Last week, a regular Urbancrows reader emailed me to suggest I write about what minerals geologists actually do. Not a bad idea thinks I, from up high on my perch in the Urbancrows e-rookery. So I’ve decided to take him up on the idea with an informal series of blog posts, starting soon, loosely themed “The Things Geologists Do”. It’ll be based largely on my own experiences since I graduated in 1984, but I’d welcome suggestions or questions from non-geologists who might find themselves puzzled by the activities of their rock-hound cousins.
The more astute readers may have already guessed that I work in the mining and exploration business. I trained as a geologist, formalising via my university education the passion for rocks that I developed as a skinny kid, grubbing for fossils in the white chalk cliffs of Kent in southeast England. My bedroom was full of match boxes containing fossil bivalves, sea urchins, crinoids and whatever else I could find and clean up with my well-worn toothbrush.

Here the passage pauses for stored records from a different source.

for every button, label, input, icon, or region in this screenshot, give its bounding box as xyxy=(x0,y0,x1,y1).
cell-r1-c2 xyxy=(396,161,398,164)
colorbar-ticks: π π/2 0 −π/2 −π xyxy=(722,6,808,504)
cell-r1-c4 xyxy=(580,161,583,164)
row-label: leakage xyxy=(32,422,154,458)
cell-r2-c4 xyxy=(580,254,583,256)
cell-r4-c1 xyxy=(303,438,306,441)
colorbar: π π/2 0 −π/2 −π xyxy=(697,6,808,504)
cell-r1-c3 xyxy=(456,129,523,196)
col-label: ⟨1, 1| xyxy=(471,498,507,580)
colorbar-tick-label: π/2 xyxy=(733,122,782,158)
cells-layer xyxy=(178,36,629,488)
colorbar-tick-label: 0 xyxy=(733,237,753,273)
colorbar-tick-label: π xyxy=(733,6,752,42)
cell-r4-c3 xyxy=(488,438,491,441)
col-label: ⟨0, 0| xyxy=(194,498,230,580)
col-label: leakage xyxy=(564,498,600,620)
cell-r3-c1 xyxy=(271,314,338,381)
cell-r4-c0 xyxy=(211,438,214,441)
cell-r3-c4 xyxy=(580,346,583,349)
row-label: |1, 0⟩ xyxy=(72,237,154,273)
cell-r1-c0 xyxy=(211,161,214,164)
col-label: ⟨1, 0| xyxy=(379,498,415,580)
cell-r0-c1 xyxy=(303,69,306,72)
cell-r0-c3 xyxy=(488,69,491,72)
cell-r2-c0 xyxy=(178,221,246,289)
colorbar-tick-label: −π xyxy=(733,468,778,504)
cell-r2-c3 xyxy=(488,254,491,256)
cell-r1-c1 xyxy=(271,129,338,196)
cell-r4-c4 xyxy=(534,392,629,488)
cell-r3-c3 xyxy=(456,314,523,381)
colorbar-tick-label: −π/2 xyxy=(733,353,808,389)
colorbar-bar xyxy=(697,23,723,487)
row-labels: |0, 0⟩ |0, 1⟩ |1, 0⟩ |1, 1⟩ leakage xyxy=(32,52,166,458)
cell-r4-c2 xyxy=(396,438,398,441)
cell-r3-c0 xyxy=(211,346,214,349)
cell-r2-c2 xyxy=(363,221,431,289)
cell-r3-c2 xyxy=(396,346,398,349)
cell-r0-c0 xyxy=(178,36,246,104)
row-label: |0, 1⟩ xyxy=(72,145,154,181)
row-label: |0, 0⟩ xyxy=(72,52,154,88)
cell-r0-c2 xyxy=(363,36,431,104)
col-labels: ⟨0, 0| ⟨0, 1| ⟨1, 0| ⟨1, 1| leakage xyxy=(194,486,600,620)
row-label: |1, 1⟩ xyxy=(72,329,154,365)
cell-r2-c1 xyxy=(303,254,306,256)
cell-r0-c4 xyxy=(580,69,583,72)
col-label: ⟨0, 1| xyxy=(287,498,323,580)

It’s hard to think of a more benign introduction to earth science, so when I got to University I still had no clue what an actual professional geologist did for a living. With the internet 20 years away, and a limited local library, the only geologists I saw at home were tweedy university-types in TV documentaries (invariably narrated by David Attenborough) staring at orange rivers of lava in Hawaii, or arm waving about the theory of continental drift. That all changed for me in the Fall of 1984 when I landed my first job as a mine geologist in the deep level gold mines in the great Witwatersrand gold province of South Africa.
Since my African sojourn, I’ve experienced or worked in every stage of the extractive process from grassroots prospecting and exploration, through mine development, to open pit and underground production. So while I don’t claim to be a gold-standard authority on any of the technical /professional correctness of the activities I’m going to write about, they will be based on first-hand experience, so that’s something.